Fun fact: This article was so large that our CMS (content management system) couldn't publish it. I'd added nine of the 10 chapters, pasted in the 10th, and got an error that said in so many words, "I'm full. I can't eat another bite. Please. Not one more word."
That turned out to be true, in a way. I suspected that the feature's length was the source of the issue, and pasted the final chapter in paragraph by paragraph. Sure enough, I was able to add approximately 2/3 of the article before the same error popped up. I had to email our tech support team and ask them to add another notch to the CMS's belt.
In the interest of transparency, I'll admit that the size of the article daunted me. My wife told me once that my ego is tied to my integrity. That is to say, if I think I can do more, I will do more. Not because I want to preen my feathers, but because I cannot rest if I believe I did even slightly less than what I knew I was capable of.
When the time came to write the first draft of the Select and, over this week, revise it in anticipation of publishing it, I let it consume my life. I wondered several times (a minute) if it would be worthwhile. The Internet becomes increasingly unfriendly toward long-form, written content by the day. Was I wasting my time by writing a novel-length feature? Would anyone care?
I'm glad some people do.
Structure
Although narrative-style content is my forte, I decided against writing the entirety of Doom: THaB in that style. For one, I did not have the bandwidth for it. This project kicked into high gear when I was in the middle of meeting a tight deadline to get a manuscript to a publisher, so formatting some chapters as interviews took some of the load off.

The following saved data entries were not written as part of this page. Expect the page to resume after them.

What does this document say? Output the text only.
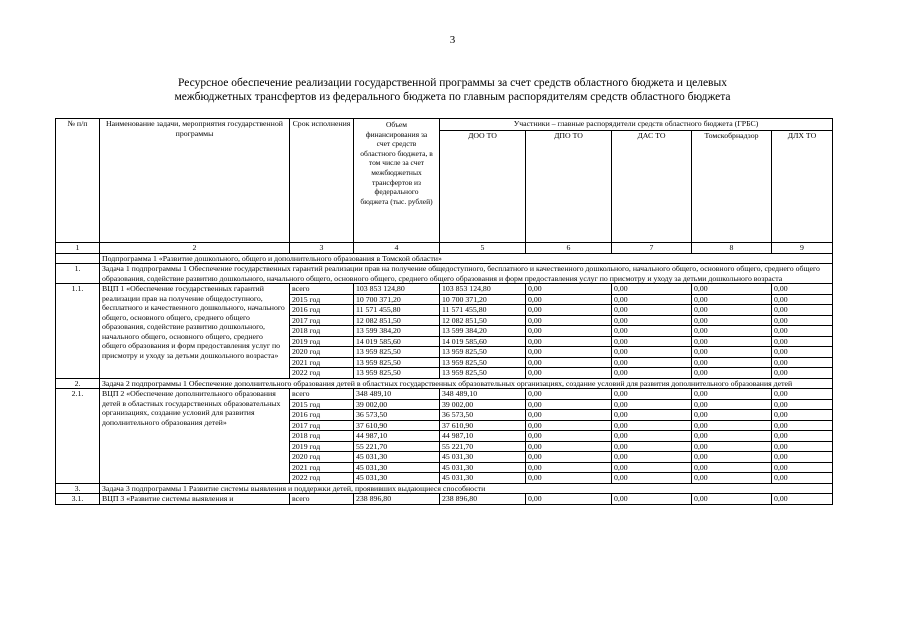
3
Ресурсное обеспечение реализации государственной программы за счет средств областного бюджета и целевых
межбюджетных трансфертов из федерального бюджета по главным распорядителям средств областного бюджета
№ п/п	Наименование задачи, мероприятия государственной программы	Срок исполнения	Объем финансирования за счет средств областного бюджета, в том числе за счет межбюджетных трансфертов из федерального бюджета (тыс. рублей)	Участники – главные распорядители средств областного бюджета (ГРБС)				
				ДОО ТО	ДПО ТО	ДАС ТО	Томскобрнадзор	ДЛХ ТО
1	2	3	4	5	6	7	8	9
	Подпрограмма 1 «Развитие дошкольного, общего и дополнительного образования в Томской области»							
1.	Задача 1 подпрограммы 1 Обеспечение государственных гарантий реализации прав на получение общедоступного, бесплатного и качественного дошкольного, начального общего, основного общего, среднего общего образования, содействие развитию дошкольного, начального общего, основного общего, среднего общего образования и форм предоставления услуг по присмотру и уходу за детьми дошкольного возраста							
1.1.	ВЦП 1 «Обеспечение государственных гарантий реализации прав на получение общедоступного, бесплатного и качественного дошкольного, начального общего, основного общего, среднего общего образования, содействие развитию дошкольного, начального общего, основного общего, среднего общего образования и форм предоставления услуг по присмотру и уходу за детьми дошкольного возраста»	всего	103 853 124,80	103 853 124,80	0,00	0,00	0,00	0,00
		2015 год	10 700 371,20	10 700 371,20	0,00	0,00	0,00	0,00
		2016 год	11 571 455,80	11 571 455,80	0,00	0,00	0,00	0,00
		2017 год	12 082 851,50	12 082 851,50	0,00	0,00	0,00	0,00
		2018 год	13 599 384,20	13 599 384,20	0,00	0,00	0,00	0,00
		2019 год	14 019 585,60	14 019 585,60	0,00	0,00	0,00	0,00
		2020 год	13 959 825,50	13 959 825,50	0,00	0,00	0,00	0,00
		2021 год	13 959 825,50	13 959 825,50	0,00	0,00	0,00	0,00
		2022 год	13 959 825,50	13 959 825,50	0,00	0,00	0,00	0,00
2.	Задача 2 подпрограммы 1 Обеспечение дополнительного образования детей в областных государственных образовательных организациях, создание условий для развития дополнительного образования детей							
2.1.	ВЦП 2 «Обеспечение дополнительного образования детей в областных государственных образовательных организациях, создание условий для развития дополнительного образования детей»	всего	348 489,10	348 489,10	0,00	0,00	0,00	0,00
		2015 год	39 002,00	39 002,00	0,00	0,00	0,00	0,00
		2016 год	36 573,50	36 573,50	0,00	0,00	0,00	0,00
		2017 год	37 610,90	37 610,90	0,00	0,00	0,00	0,00
		2018 год	44 987,10	44 987,10	0,00	0,00	0,00	0,00
		2019 год	55 221,70	55 221,70	0,00	0,00	0,00	0,00
		2020 год	45 031,30	45 031,30	0,00	0,00	0,00	0,00
		2021 год	45 031,30	45 031,30	0,00	0,00	0,00	0,00
		2022 год	45 031,30	45 031,30	0,00	0,00	0,00	0,00
3.	Задача 3 подпрограммы 1 Развитие системы выявления и поддержки детей, проявивших выдающиеся способности							
3.1.	ВЦП 3 «Развитие системы выявления и	всего	238 896,80	238 896,80	0,00	0,00	0,00	0,00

For another, I'm a firm believer in switching up styles. Long reads are... well, long. Switching up attributes of the writing such as perspective and structure keeps readers engaged if done properly—don't, for example, reboot a slasher-horror franchise like Friday the 13th and turn it into a Victorian romance—so I considered which sections worked better as interviews and framed them that way.

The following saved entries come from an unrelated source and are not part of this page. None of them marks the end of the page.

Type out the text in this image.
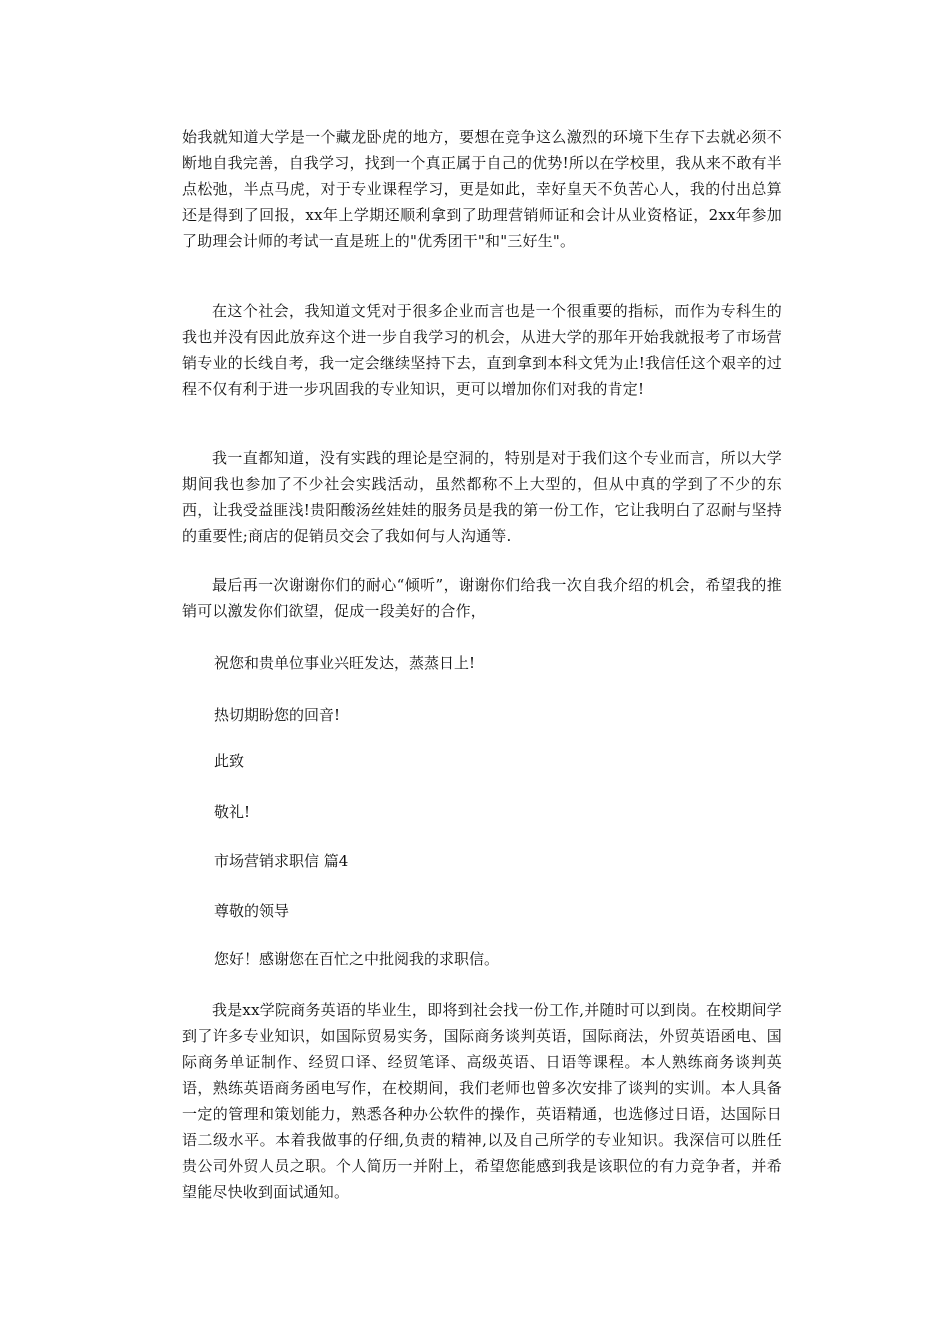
始我就知道大学是一个藏龙卧虎的地方，要想在竞争这么激烈的环境下生存下去就必须不断地自我完善，自我学习，找到一个真正属于自己的优势!所以在学校里，我从来不敢有半点松弛，半点马虎，对于专业课程学习，更是如此，幸好皇天不负苦心人，我的付出总算还是得到了回报，xx年上学期还顺利拿到了助理营销师证和会计从业资格证，2xx年参加了助理会计师的考试一直是班上的"优秀团干"和"三好生"。

在这个社会，我知道文凭对于很多企业而言也是一个很重要的指标，而作为专科生的我也并没有因此放弃这个进一步自我学习的机会，从进大学的那年开始我就报考了市场营销专业的长线自考，我一定会继续坚持下去，直到拿到本科文凭为止!我信任这个艰辛的过程不仅有利于进一步巩固我的专业知识，更可以增加你们对我的肯定!

我一直都知道，没有实践的理论是空洞的，特别是对于我们这个专业而言，所以大学期间我也参加了不少社会实践活动，虽然都称不上大型的，但从中真的学到了不少的东西，让我受益匪浅!贵阳酸汤丝娃娃的服务员是我的第一份工作，它让我明白了忍耐与坚持的重要性;商店的促销员交会了我如何与人沟通等.

最后再一次谢谢你们的耐心“倾听”，谢谢你们给我一次自我介绍的机会，希望我的推销可以激发你们欲望，促成一段美好的合作，

祝您和贵单位事业兴旺发达，蒸蒸日上!

热切期盼您的回音!

此致

敬礼!

市场营销求职信 篇4

尊敬的领导

您好！感谢您在百忙之中批阅我的求职信。

我是xx学院商务英语的毕业生，即将到社会找一份工作,并随时可以到岗。在校期间学到了许多专业知识，如国际贸易实务，国际商务谈判英语，国际商法，外贸英语函电、国际商务单证制作、经贸口译、经贸笔译、高级英语、日语等课程。本人熟练商务谈判英语，熟练英语商务函电写作，在校期间，我们老师也曾多次安排了谈判的实训。本人具备一定的管理和策划能力，熟悉各种办公软件的操作，英语精通，也选修过日语，达国际日语二级水平。本着我做事的仔细,负责的精神,以及自己所学的专业知识。我深信可以胜任贵公司外贸人员之职。个人简历一并附上，希望您能感到我是该职位的有力竞争者，并希望能尽快收到面试通知。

One of my priorities in writing this feature was to incorporate video content. While coordinating interviews with Hugo and Marty for GDC, I asked our PR facilitators if we could talk in a space suitable for capturing video. Shack's main video editor, Greg, was being pulled in all directions that week, so Asif Khan, Shack's CEO and my boss, was kind enough to get his hands on one of the company's professional-grade cameras and record the interview.
Once we were back home, I went through the raw footage and time-stamped every topic. Then I passed the time stamps on to Greg, and he spliced in gameplay footage to create videos. I'm immensely thankful to Asif and Greg for their help. This was my first time integrating so much multimedia into my written content, and it came out beautifully.
Conclusion
I'm so proud of how Doom: To Hell and Back turned out. I had great conversions with Hugo, Marty, John Romero, and the numerous modders who gave of their time to answer my questions; Asif and Greg's video work makes the feature pop; and Steve Watts, my editor-in-chief, worked with me on revisions that tightened every loose screw. I hope you enjoy the feature/book/book-length feature. It was a pleasure and an honor to write.